Implementing Predictive Analytics
At a high level, here are the steps to follow to implement predictive analytics.
Identify the Business Problem
The success of predictive analytics begins with ensuring that the business problem that it needs to solve is well understood. Identifying who will use the model, what problem it will solve, how will the success be measured, what decisions will this model influence etc. are few of the things to account for. To do this, the analytics team has to work closely with business partners and IT teams to develop a common vocabulary that boosts collaboration and understanding.
Build Analytical Models
For predictive analytics success, it is essential to create a scalable data model by taking a systematic approach to data management and creating data models that support reusability, repeatability, and automation.

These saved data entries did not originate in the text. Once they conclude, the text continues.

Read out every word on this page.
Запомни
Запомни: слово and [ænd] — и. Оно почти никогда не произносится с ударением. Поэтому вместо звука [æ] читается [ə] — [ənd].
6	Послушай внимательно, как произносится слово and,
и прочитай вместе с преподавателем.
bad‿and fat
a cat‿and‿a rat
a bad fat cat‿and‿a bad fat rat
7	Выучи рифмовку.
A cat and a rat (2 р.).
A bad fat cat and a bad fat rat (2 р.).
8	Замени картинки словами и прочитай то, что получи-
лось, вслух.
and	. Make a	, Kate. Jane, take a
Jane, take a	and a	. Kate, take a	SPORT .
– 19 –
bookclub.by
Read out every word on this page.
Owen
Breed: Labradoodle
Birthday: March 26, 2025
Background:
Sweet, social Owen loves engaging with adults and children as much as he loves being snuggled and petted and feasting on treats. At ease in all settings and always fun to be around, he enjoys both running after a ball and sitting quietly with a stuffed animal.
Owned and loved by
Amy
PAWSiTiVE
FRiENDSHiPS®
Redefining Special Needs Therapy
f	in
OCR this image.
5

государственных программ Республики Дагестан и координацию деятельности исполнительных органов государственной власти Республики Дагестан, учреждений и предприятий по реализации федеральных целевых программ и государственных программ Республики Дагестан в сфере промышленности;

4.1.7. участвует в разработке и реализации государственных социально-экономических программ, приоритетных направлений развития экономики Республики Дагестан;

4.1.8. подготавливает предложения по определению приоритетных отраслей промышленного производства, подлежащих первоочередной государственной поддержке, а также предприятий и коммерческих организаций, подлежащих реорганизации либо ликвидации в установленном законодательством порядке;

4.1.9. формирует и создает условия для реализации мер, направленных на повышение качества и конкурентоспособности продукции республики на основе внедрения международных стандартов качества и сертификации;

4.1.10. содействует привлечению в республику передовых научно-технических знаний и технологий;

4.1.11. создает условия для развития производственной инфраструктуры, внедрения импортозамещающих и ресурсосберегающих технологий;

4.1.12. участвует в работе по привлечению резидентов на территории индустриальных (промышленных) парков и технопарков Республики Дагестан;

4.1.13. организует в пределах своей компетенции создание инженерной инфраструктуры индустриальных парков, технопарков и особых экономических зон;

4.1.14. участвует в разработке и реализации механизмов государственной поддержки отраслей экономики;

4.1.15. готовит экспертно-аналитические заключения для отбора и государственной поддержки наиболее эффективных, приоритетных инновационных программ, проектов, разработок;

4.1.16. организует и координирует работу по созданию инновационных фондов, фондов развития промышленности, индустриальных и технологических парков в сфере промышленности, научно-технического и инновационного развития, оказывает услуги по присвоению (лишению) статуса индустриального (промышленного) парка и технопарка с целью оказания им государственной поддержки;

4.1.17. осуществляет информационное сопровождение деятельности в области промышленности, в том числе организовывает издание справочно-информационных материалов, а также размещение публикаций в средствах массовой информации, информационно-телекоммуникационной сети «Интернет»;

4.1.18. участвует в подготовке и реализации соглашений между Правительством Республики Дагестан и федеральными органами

The aim is to create a high-performance analytics architecture that supports high workloads and allows faster turnaround by mining both structured and unstructured data faster.
Statistics and Analysis
Data analysis helps in identifying important and influential variables to uncover information that can have a business impact. Statistical analysis validates the assumptions and hypotheses and tests them using statistical models using different analysis processes.
Using machine learning, statistics, and artificial intelligence predictive models are created to evaluate and validate the probability of a result for a given data set.
Once the models have been created, these have to be deployed. Ideally, these models should be deployed into the operational systems to generate business value, prevent time loss, and improve the effectiveness of decision-making by integrating decision logic with analytics. The deployment architecture has to have the capability to remain in sync with the changing business environment and should enable organizations to leverage the results of these predictive models on a real-time basis.
It is a fact that the core of the business intelligence market is getting increasingly crowded. As organizations leveraging BI solutions search for new business differentiators, predictive analytics presents itself as that natural differentiator that helps in the evolution of BI solutions. As predictive analytics tools become more user-friendly, they can become more ready to play a pivotal role in everyday business functions. These tools can deliver insights that can resolve business uncertainties into profitable probabilities and can increase decision effectiveness and identify opportunities for growth.